Per molti aspetti l’epicentro della crescita si troverà in quelle parti del mondo dove il cambiamento è stato più dinamico. Tuttavia, è probabile che vi sia una maggiore selettività e maggiori opportunità nei mercati europei azionari». Per quanto riguarda gli Usa, invece, spiega Ali Miremadi, investment director e gestore delle strategie Us-cap equity di Gam, «ci aspettiamo che l’ampiezza del mercato si allarghi, poiché è improbabile che le big tech rimangano in futuro così dominanti nella crescita complessiva degli utili dello S&P 500, come è avvenuto nel 2020. All’inizio del 2021 gli industriali e i materiali dovrebbero registrare buone performance. Ci aspettiamo che la relativa sovra-performance delle aziende con forti credenziali Esg continui. L’healthcare dovrebbe uscire bene dalla pandemia, aiutato dall’eliminazione dell’incertezza politica legata alle elezioni. Alcune aree del settore tech sono chiaramente molto costose, ma riscontriamo ancora opportunità selettive, con l’esposizione a temi pluriennali come il 5G e l’internet of things. Anche l’esposizione ai veicoli elettrici è disponibile a valutazioni ragionevoli. Attualmente privilegiamo le azioni legate all’edilizia abitativa; anni di ridotto sviluppo immobiliare hanno colpito l’offerta, mentre abbiamo visto una forte domanda trainata da tassi ipotecari a minimi record, che aiuta l’accessibilità economica. Inoltre, i solidi bilanci delle famiglie uscendo dalla pandemia aiutano ad alimentare la fiducia. Il recente spostamento della domanda dalla città verso le zone più lontane dal centro è positivo anche per i costruttori, che si concentreranno sulle case piuttosto che sugli appartamenti in città». OBBLIGAZIONARIO «I tassi di interesse e i rendimenti dei titoli di Stato», dice l’economista di Vanguard, «che erano già bassi prima della pandemia, lo sono adesso ancora di più. Prevediamo che la Federal Reserve statunitense, la Banca centrale europea e i responsabili della politica monetaria di altri mercati sviluppati manterranno i tassi di interesse a breve termine a livelli storicamente bassi (e, in alcuni mercati, negativi) fino al 2022 prima di iniziare una normalizzazione ai livelli pre-Covid.
Le curve dei rendimenti», prosegue Davis, «potrebbero registrare un lieve aumento dell’inclinazione in seguito al contenuto aumento dei tassi a lungo termine secondo le nostre previsioni base. Ma, tenuto conto delle nostre stime di inflazione e della politica delle banche centrali, i rendimenti obbligazionari sono probabilmente destinati a un netto rialzo. Riteniamo che le banche centrali potrebbero essere inclini a contrastare un netto incremento dei rendimenti obbligazionari nel 2021 tramite ulteriori programmi di acquisto di titoli o altre misure, nel caso in cui questa situazione sia considerata controproducente per la ripresa economica». Le ingenti iniezioni di liquidità da parte delle banche centrali, premettono David Giroux, cio equity and multi-asset, e Mark Vaselkiv, cio fixed income, di T. Rowe Price, «sono servite a stabilizzare i mercati del credito globali nel 2020, mentre la “corsa alla qualità” indotta dalla pandemia ha spinto i rendimenti già bassi dei titoli di Stato su livelli ancora più ridotti.
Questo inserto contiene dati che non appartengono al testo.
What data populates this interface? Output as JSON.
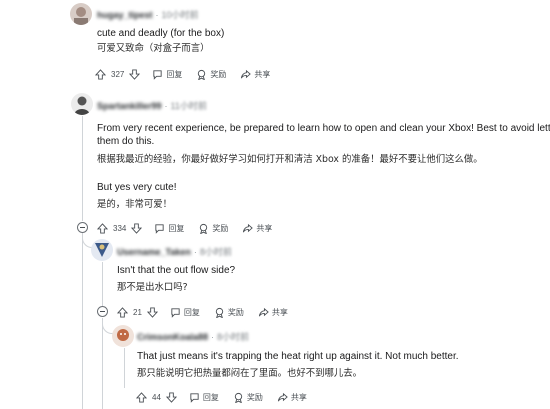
{
  "comments": [
    {
      "username": "hugay_tipest",
      "time": "10小时前",
      "lines": [
        "cute and deadly (for the box)",
        "可爱又致命（对盒子而言）"
      ],
      "votes": "327",
      "reply": "回复",
      "award": "奖励",
      "share": "共享"
    },
    {
      "username": "Spartankiller99",
      "time": "11小时前",
      "lines": [
        "From very recent experience, be prepared to learn how to open and clean your Xbox! Best to avoid letting",
        "them do this.",
        "根据我最近的经验，你最好做好学习如何打开和清洁 Xbox 的准备！最好不要让他们这么做。",
        "But yes very cute!",
        "是的，非常可爱！"
      ],
      "votes": "334",
      "reply": "回复",
      "award": "奖励",
      "share": "共享"
    },
    {
      "username": "Username_Taken",
      "time": "8小时前",
      "lines": [
        "Isn't that the out flow side?",
        "那不是出水口吗?"
      ],
      "votes": "21",
      "reply": "回复",
      "award": "奖励",
      "share": "共享"
    },
    {
      "username": "CrimsonKoala88",
      "time": "8小时前",
      "lines": [
        "That just means it's trapping the heat right up against it. Not much better.",
        "那只能说明它把热量都闷在了里面。也好不到哪儿去。"
      ],
      "votes": "44",
      "reply": "回复",
      "award": "奖励",
      "share": "共享"
    }
  ],
  "colors": {
    "avatar1": "#c9b8b0",
    "avatar2": "#6e6e6e",
    "avatar3": "#3c5a8a",
    "avatar4": "#b55a3a",
    "thread": "#d0d4d8"
  },
  "icons": [
    "upvote-icon",
    "downvote-icon",
    "reply-icon",
    "award-icon",
    "share-icon",
    "collapse-icon"
  ]
}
La combinazione di questi trend ha prodotto ritorni fortemente positivi nella maggior parte delle classi obbligazionarie». Ora però gli investitori si trovano ad affrontare un contesto più sfidante: «Dato che i rendimenti a breve termine sono su livelli minimi o negativi e la curva statunitense sta diventando più ripida con la ripresa della crescita e delle aspettative di inflazione, il rischio di tasso di interesse potrebbe diventare un problema significativo. I rendimenti dei bond investment grade e high yield sono tornati vicini alle medie storiche, a dispetto degli effetti della pandemia che continuano a farsi sentire. In questo contesto, la selezione attiva dei settori e dei singoli titoli avrà un’importanza sempre maggiore per gestire i rischi e ricercare i rendimenti nel 2021. Crediamo che servirà molta creatività per individuare opportunità attraenti in uno scenario caratterizzato da tassi così bassi. Tale creatività può tradursi nel prendere in considerazione le fasce più rischiose dello spettro, aumentare l’allocazione ai prestiti a tasso variabile e altri asset con duration bassa, o cercare opportunità al di fuori del mercato Usa».
Visti i rendimenti diminuiti a causa del crollo dei tassi d’interesse e della riduzione degli spread, il global cio asset management di Edmond de Rothschild preferisce «i financial bond. I loro spread si sono ridotti meno delle obbligazioni societarie, ma hanno tassi di default pari a zero e dovrebbero continuare su questa strada. D’altro canto, un aumento dei default delle obbligazioni societarie sembra inevitabile. Preferiamo anche le obbligazioni dei paesi emergenti. Offrono rendimenti relativamente più elevati e quindi beneficeranno del continuo slancio dei rendimenti, una traiettoria supportata dalle banche centrali dei paesi sviluppati». MERCATI EMERGENTI Secondo gli analisti di Franklin Templeton, le sfide affrontate nel 2020 hanno sottolineato i vantaggi strutturali e altri trend secolari benefici nei mercati emergenti, di buon auspicio per il 2021: «Secondo noi la presenza di tanti mercati diversi che in questo panorama offrono contemporaneamente possibilità d’investimento interessanti, singolarmente e complessivamente, schiude una possibilità d’investimento eccezionale». Mentre la ripresa continua a diffondersi tra i mercati emergenti, con in testa l’Asia orientale, è l’analisi di Manraj Sekhon, chief investment officer di Franklin Templeton Emerging Markets Equity, «migliora la visibilità degli utili, consentendo un ampliamento della performance del mercato. Molte società hanno messo a segno un’esecuzione di successo durante la pandemia e dovrebbero emergere dalla crisi in posizione più forte rispetto alla concorrenza, e non solo tra i vincitori del Covid-19 riconosciuti comunemente».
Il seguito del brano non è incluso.